His circumstances through life seem to have been at the best times moderate, and often approaching to necessitous. At one period, which, sir John Hawkins says, was while he was employed on Osborne's catalogue, he was confined in the Fleet-prison, and acquired such a liking for the company he found there, that to the end of his life, he used to spend his evenings in a house within the rules, with persons who, though confined within a certain district, were exempted from actual imprisonment. The only post he ever held was that of Norroy king of arms, given hinr by the duke of Norfolk, in return for the pleasure he had received from his Life of sir Walter Raleigh, which is undoubtedly his best biographical work. The chief part of his subsistence was derived from the booksellers, by whom he appears to have been constantly employed.
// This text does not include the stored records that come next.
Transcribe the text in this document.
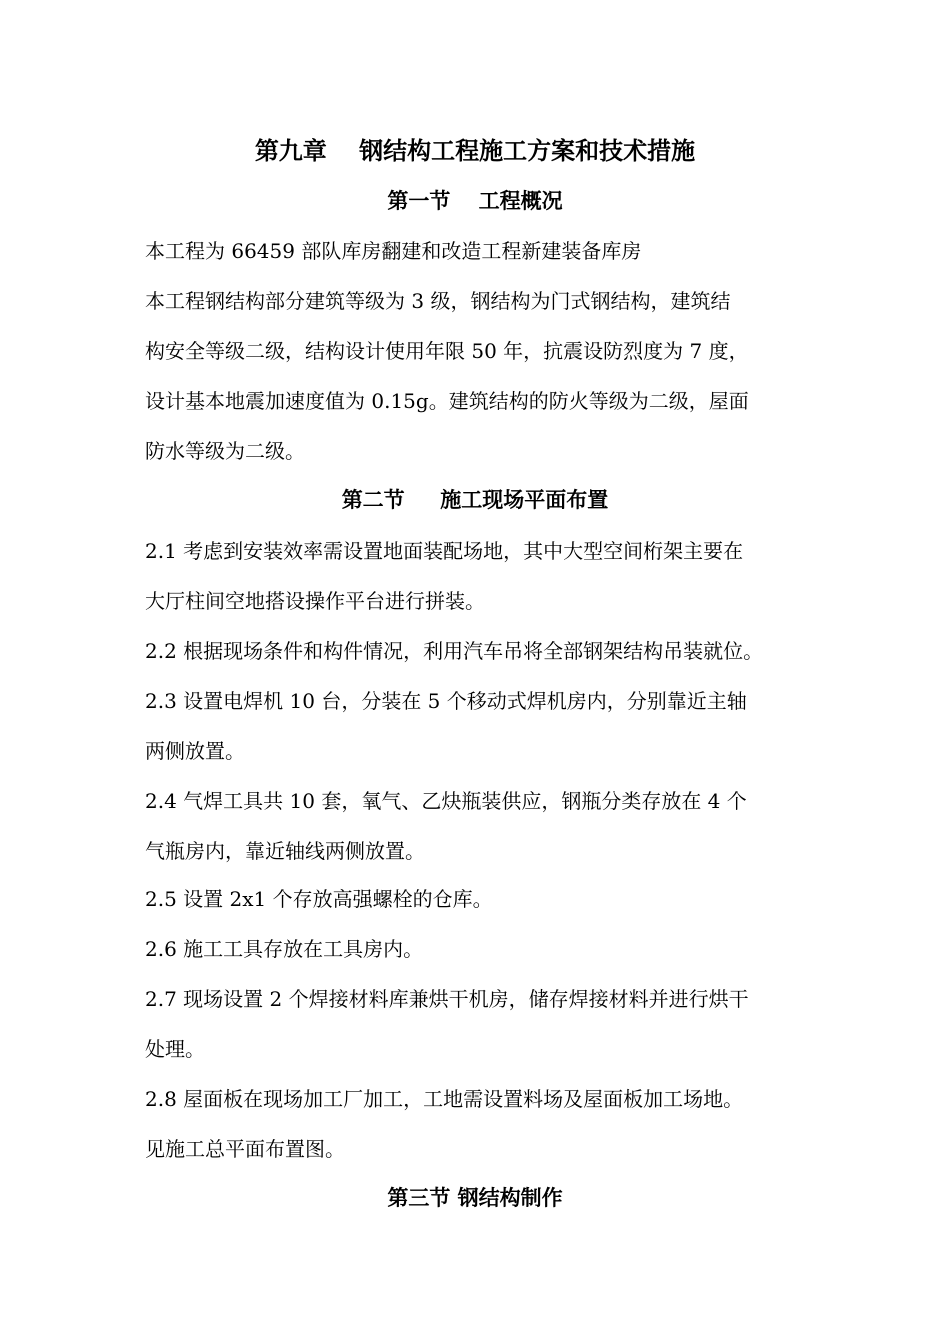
第九章　 钢结构工程施工方案和技术措施
第一节　 工程概况
本工程为 66459 部队库房翻建和改造工程新建装备库房
本工程钢结构部分建筑等级为 3 级，钢结构为门式钢结构，建筑结
构安全等级二级，结构设计使用年限 50 年，抗震设防烈度为 7 度，
设计基本地震加速度值为 0.15g。建筑结构的防火等级为二级，屋面
防水等级为二级。
第二节　  施工现场平面布置
2.1 考虑到安装效率需设置地面装配场地，其中大型空间桁架主要在
大厅柱间空地搭设操作平台进行拼装。
2.2 根据现场条件和构件情况，利用汽车吊将全部钢架结构吊装就位。
2.3 设置电焊机 10 台，分装在 5 个移动式焊机房内，分别靠近主轴
两侧放置。
2.4 气焊工具共 10 套，氧气、乙炔瓶装供应，钢瓶分类存放在 4 个
气瓶房内，靠近轴线两侧放置。
2.5 设置 2x1 个存放高强螺栓的仓库。
2.6 施工工具存放在工具房内。
2.7 现场设置 2 个焊接材料库兼烘干机房，储存焊接材料并进行烘干
处理。
2.8 屋面板在现场加工厂加工，工地需设置料场及屋面板加工场地。
见施工总平面布置图。
第三节 钢结构制作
He seems to have had but little classical learning, and his style is very uncouth, but his knowledge of English books has hardly been exceeded.

Captain Grose, who was acquainted with him, says he was a man of great good-nature, honour, and integrity, particularly in his character of an historian. "Nothing," adds he, "I firmly believe, would ever have biassed him to insert any fact in his writings he did not believe, or to suppress any he did. Of this delicacy he gave an instance at a time when he was in great distress. After his publication of the Life of sir Walter Raleigh, some booksellers, thinking his name would sell a piece they were publishing, offered him a considerable sum to father it, which he rejected with the greatest indignation."
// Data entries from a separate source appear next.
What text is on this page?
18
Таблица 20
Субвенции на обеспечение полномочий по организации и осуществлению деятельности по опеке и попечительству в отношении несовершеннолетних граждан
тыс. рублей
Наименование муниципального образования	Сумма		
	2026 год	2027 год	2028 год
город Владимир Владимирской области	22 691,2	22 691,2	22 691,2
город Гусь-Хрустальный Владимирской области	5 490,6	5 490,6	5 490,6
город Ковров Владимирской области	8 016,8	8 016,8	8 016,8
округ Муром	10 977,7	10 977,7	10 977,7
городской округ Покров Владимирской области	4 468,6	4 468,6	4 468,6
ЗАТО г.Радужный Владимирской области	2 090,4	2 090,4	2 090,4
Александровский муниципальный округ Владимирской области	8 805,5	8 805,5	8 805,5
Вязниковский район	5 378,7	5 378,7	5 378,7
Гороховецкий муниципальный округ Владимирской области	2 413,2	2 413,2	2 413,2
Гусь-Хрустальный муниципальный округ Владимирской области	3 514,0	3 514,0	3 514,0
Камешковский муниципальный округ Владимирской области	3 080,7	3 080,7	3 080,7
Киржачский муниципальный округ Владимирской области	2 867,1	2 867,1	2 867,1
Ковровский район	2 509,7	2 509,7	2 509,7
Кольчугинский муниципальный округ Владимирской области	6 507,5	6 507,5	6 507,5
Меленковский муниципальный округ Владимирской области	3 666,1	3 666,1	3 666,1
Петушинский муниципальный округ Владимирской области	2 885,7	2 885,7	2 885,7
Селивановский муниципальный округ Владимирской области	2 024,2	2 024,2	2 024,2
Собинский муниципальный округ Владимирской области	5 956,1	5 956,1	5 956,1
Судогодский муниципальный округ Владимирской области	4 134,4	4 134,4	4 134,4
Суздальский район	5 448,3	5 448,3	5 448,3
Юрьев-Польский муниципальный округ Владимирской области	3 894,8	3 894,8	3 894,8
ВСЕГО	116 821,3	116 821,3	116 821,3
From the same authority we learn, that Mr. Oldys, in the latter part of his life, abandoned himself to drinking, and was almost continually in a state of intoxication. At the funeral of the princess Caroline he was in such a situation as to be scarcely able to walk, and actually reeled about with a crown on a cushion, to the great scandal of his brethren *. He is said also to have been much addicted to low company.
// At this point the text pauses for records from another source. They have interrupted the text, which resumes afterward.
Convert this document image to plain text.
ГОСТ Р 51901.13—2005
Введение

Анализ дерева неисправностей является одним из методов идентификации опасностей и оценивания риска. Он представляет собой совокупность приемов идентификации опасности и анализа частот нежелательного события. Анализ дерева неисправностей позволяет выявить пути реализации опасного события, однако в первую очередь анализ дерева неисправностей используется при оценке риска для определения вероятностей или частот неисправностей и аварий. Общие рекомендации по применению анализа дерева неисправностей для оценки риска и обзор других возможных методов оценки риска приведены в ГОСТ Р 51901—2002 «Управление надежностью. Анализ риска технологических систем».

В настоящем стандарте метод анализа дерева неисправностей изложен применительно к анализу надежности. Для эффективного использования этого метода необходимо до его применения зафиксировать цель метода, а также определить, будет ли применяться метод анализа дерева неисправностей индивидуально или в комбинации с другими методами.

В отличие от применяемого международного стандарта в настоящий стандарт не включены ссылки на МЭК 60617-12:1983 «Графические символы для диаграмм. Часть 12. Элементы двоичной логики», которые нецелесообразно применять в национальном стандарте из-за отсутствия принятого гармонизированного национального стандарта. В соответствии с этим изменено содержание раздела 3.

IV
His excesses, however, seem not to have shortened his life, though they might render his old age unrespected: he died April 15, 1761, at the age of sixty-five, and was buried the 19th following in the North aisle of the church of St. Bennet, Paul's-wharf, towards the upper end of the aisle. He left no will; and the property he possessed was barely sufficient to defray his debts and funeral expences: administration therefore was claimed by, and granted to, a creditor, Dr. Taylor the oculist, to whose family he was under obligations for acts of kindness to him beyond the loan of the money for which he was indebted.

Of the writings of Mr. Oldys, some of which were anonymous, the following account is probably very imperfect: 1. In the British Museum is Oldys's copy of "Langbaine's Lives," &c. not interleaved, but filled with notes written in the margin, and between the lines, in an extremely small hand. It came to the Museum as a part of the library of Dr. Birch, who bought it at an auction of Oldys's books and papers for one guinea. Transcripts of this have been made by various literary gentlemen. 2. Mr. Gough, in the first volume of his "British Topography," p. 567, tells us, that he had "been favoured, by George Steevens, esq. with the use of a thick folio of titles of books and pamphlets relative to London, and occasionally to Westminster and Middlesex, from 1521 to 1758, collected by the late Mr. Oldys, with many others added, as it seems, in another hand. Among them," he adds, "are many purely historical, and many of too low a kind to rank under the head of topography or history. The rest, which are very numerous, I have inserted, marked Q, with corrections, &c. of those I had myself collected. Mr. Steevens purchased this MS. of T. Davies, who bought Mr. Oldys's library. It had been in the hands of Dr. Berkenhout, who had a

This story is doubted by Mr. Noble, who says that the crown, on such

funeral occasions, is always carried by Clarenceux, not Norroy.